We are sinners. We are lost. One of the reasons God rails against false prophets so much in the Old Testament is because they are trying to restrict God’s mercy from going forth. The false prophets usually were false because they said, “Everything is okay; peace, peace” when there was no peace. They didn’t call forth the righteousness of God and mankind’s rebellion and so because here was “nothing wrong”, mercy and forgiveness, which God is rich in, could not to extended and then received. I don’t need to receive God’s grace because there is no need for repentance.

But we see at the Cross of Jesus that we were wrong… that we are wrong. The cross is the foolish place where mercy and truth meet, where righteousness and peace kiss. Any person or community that does not have the power of God (which is the cross of Christ) and the communion table at it’s core will continue in deformed humanity.

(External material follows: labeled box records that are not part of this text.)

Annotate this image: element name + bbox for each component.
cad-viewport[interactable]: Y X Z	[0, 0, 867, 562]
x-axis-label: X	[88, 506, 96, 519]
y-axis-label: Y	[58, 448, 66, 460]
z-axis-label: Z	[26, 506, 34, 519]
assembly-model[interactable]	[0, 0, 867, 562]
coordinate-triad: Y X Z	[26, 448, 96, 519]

That’s not to say that non-Christians don’t do good or that God doesn’t use them. That is to say that only through the blood of Christ is there peace and the reconciliation of all things. Jesus is the greatest, and the love of God that comes through Jesus conforms humanity into His image so that all who would  receive him, who believed in his name, would be given the right to become children of God.

I found in my research (read: internet googling) that Frenay (director of Cage of Bones) also made a music video for one of my other favorite musicians: My Brightest Diamond. And please indulge my midrash for a moment longer.

On the one side, I can dream my future
On the other, I can feel my nature
I am a lover and a killer

There are two things I love about this video. [1] The black darkness putting it’s hands over the eyes of the people. One way or another we have been hurt and we have hurt others, including ourselves. Often times we feel like the way to set things into right standing is to take things into our own hands when this happens, but that ends up just making it worse. [2] the ending third of the video where the man and the woman are running from what they have chosen to do. They are at their breaking point, screaming in the midst of the cloud (fog) and then we see them “dead” in the water rising up. They then come out of the waters and face “themselves” again, but their dry/old self ends up falling away.

This video points (unintentionally and enigmatically) to the beauty of the sacrament of baptism, visually displaying new birth, the old person being buried, and the new rising with the resurrected Christ. This is (in sincerity and truth, not empty-ritual and sentimentality) the way God is, has, and is going to bring about a redeemed humanity that dreams and acts on things that seem impossible, and yet in the love of God reveal His glory and renew the face of the earth.

This is His work that He is doing and will bring to completion, and not only are we receivers of this grace, but we are called to be partakers and partners with Him in this grace. How crazy is that? The world is fading and will fade away; but God, in Christ, is reconciling the world to Himself.


* At some point I’ll post about the destructiveness of pornography, about seeking renewed vision of the naked body in certain contexts, and the contemplation of how the heck does this father of four redemptively parent  his daughters in the realm of body-image and sexuality in a culture that wants to shame them either in over-exposure or under-appreciation.

** I semi-frequently look up the parent guide for movies to see how much sex is in them… I can handle fake violence, but real bodies are a different scenario for me on a moral level… however I have found that sometimes the description of the sexual acts is so much “worse” than what actually ends up happening on screen, which imaginatively is counter productive.